1/ The 45 auto has a great reputation for short range stopping power. It loses 30ft/sec over 100yds so it doesn't lose much stopping power over distance.

2/ The 30 cal carbine was considered to be a bit marginal when it came to stopping determined enemies.

3/ The 223 Armalite/M16 could inflict terrible wounds (at short range) due to explosive wounding and or an unstable bullet.

I think these guns should be rated 1, 3, 2, or perhaps 3, 1, 2, at very short range. Looking at these weapons using OGW gives 1/ = 41lb 2/ =141lb 3/ = 97lbs.
The advantage of this formula is obvious, a 150lb deer is to much for a 45 auto, or is it.

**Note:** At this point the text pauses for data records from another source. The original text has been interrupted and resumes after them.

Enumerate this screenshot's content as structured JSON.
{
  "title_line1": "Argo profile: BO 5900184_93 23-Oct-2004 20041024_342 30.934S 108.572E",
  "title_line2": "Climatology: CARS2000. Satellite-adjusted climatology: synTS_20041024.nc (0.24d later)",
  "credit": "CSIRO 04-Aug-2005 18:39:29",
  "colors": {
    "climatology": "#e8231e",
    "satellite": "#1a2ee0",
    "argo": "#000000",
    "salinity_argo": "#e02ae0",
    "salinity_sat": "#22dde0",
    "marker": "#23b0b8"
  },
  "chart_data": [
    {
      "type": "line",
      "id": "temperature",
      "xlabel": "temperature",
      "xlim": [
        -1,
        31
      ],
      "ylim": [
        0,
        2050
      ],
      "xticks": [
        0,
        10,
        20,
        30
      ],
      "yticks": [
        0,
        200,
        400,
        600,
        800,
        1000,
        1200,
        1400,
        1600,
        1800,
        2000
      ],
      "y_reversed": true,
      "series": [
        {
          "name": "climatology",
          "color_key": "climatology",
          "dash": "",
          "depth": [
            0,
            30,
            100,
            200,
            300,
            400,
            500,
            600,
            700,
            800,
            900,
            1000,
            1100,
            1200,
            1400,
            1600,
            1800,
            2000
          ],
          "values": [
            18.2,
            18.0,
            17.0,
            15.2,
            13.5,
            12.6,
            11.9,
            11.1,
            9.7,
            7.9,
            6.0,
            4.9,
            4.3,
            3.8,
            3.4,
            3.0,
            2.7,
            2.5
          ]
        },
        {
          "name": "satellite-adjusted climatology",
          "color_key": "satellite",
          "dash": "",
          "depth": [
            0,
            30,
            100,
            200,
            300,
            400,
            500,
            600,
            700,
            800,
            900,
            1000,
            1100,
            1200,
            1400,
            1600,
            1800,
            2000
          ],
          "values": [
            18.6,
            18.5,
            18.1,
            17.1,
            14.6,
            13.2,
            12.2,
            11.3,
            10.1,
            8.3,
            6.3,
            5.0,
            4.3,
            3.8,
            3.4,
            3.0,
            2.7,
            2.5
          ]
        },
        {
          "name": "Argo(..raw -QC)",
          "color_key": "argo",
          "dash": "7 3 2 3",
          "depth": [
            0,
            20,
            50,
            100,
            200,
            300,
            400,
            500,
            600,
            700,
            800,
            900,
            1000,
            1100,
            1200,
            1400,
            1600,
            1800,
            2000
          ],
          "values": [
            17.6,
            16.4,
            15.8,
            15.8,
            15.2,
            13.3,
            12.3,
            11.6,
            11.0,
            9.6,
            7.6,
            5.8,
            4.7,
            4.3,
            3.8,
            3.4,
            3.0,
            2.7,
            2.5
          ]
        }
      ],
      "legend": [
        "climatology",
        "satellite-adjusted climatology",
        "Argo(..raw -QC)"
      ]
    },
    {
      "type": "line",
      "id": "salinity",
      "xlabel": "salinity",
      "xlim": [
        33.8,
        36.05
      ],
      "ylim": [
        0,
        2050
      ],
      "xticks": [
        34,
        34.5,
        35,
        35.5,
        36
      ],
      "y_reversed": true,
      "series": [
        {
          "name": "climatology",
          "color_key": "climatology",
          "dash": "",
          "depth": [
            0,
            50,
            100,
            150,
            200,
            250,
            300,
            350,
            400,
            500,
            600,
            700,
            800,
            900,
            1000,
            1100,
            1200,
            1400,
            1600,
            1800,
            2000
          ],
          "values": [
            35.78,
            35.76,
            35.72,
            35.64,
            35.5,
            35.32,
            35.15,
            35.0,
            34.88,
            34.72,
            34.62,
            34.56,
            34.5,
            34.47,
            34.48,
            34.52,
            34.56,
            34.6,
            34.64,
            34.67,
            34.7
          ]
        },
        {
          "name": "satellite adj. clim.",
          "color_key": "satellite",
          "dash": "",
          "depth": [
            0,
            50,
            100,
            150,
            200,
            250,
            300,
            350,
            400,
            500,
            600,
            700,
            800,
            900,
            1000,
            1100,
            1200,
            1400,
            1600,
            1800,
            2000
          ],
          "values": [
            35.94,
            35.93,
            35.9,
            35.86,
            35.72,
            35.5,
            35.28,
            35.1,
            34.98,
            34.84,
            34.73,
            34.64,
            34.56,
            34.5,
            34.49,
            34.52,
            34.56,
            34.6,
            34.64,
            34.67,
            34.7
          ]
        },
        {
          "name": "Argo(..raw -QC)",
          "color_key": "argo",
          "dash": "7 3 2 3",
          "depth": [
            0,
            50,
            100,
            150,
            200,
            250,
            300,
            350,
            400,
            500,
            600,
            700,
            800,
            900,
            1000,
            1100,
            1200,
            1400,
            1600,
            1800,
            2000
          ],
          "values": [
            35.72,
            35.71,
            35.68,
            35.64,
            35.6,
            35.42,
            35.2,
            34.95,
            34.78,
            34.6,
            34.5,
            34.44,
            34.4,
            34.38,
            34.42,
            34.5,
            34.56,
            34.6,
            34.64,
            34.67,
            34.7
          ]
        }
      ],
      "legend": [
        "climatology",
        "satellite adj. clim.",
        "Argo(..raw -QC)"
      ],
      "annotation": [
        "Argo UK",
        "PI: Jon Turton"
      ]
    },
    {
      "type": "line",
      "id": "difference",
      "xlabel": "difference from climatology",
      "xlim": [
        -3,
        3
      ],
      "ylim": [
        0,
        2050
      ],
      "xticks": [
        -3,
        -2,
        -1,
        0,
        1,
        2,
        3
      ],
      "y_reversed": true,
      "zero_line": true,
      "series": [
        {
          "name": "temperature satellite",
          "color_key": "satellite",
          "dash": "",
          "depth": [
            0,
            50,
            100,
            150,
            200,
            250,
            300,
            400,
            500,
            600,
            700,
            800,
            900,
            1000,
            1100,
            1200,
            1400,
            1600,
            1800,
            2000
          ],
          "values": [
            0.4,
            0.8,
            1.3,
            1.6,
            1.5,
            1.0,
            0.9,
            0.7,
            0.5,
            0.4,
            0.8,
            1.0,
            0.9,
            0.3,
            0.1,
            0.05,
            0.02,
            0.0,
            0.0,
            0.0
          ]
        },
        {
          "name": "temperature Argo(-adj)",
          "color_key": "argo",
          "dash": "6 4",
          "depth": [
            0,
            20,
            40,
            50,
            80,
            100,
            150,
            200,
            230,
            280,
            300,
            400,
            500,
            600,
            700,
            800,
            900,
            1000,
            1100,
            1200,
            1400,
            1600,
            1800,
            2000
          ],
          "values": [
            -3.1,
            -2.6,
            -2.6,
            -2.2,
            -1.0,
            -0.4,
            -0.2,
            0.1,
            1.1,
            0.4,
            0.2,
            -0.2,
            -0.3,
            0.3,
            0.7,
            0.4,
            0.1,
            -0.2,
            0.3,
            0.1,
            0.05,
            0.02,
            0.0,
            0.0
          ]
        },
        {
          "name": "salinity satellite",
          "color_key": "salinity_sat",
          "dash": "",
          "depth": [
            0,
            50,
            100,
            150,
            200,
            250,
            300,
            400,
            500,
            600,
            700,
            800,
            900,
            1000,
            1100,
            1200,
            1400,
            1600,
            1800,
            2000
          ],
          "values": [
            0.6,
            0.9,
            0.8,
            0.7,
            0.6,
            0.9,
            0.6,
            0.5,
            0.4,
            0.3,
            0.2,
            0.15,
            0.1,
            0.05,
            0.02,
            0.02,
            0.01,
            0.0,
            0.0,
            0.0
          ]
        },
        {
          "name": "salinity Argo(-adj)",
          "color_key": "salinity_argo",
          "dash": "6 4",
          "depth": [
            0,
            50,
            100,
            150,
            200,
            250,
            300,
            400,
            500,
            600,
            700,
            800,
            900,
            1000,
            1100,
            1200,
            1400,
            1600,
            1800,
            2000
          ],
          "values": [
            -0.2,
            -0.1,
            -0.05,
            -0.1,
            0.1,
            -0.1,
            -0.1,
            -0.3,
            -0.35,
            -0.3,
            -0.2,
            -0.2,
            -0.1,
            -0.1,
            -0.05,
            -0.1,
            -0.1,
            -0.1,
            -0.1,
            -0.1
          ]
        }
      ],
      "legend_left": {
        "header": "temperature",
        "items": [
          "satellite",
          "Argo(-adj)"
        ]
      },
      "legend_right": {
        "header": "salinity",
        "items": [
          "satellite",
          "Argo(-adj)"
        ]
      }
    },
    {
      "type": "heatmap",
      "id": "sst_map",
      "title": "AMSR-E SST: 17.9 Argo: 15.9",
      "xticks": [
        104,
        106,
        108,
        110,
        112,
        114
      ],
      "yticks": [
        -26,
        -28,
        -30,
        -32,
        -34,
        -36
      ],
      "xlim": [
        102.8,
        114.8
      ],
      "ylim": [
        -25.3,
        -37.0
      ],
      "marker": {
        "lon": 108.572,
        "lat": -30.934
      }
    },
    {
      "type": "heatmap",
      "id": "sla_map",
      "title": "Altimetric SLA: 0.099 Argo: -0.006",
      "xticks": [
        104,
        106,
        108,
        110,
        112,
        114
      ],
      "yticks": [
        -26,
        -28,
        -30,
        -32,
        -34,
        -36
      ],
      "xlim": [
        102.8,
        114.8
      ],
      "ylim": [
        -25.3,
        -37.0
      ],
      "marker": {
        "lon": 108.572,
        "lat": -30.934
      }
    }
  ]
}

There were several game weight formulas with my ballistics program. My favourite Maximum Practical Game Weight uses Energy calibre and bullet weight to produce the target game weight. EN x BW x CAL divided by 100
1/ = 341lb 2/ = 203lb 3/ = 111lb if these weights are the maximum you can expect to get a quick kill with a well placed bullet. I then divide by 2 to get what I consider the "Optimum" game weight". The result means (3/ = 56) the Armalite/M16 could be relied on to take down coyotes at over 100yds. If the game is dangerous divide by 4, e.g. You have just been surprised by a 120lb mountain lion at 50 paces you can't rely on a 45 auto (1/ = 85) to stop it with one shot.
I haven't forgotten about bullet types I would multiply the above numbers by Hatcher's bullet chart e.g. 0.9 for FMJ, 1 for LRN. I have read that pointed bullet tend to tumble for these I would use a factor of 1.5 which still doesn't turn the Armalite/M16 into a good deer rifle.
With these and most other stopping power formulas a base ball has more stopping power than a big game rifle. However apples are not oranges and a baseball is not a bullet. The formula I Have for Gel Penetration is:
MOM divided by Cal^2 x 6.625
This gives a gel penetration of .9 inches hardly what is required for an offensive weapon.
As for explosive wounding as far as I know it seems to happen with very high velocity bullets. Perhaps this is already figured in the formula as energy increases with the square of velocity so does the expectation of explosive wounding occur.
After much study these two formulas seem much better than I originally thought.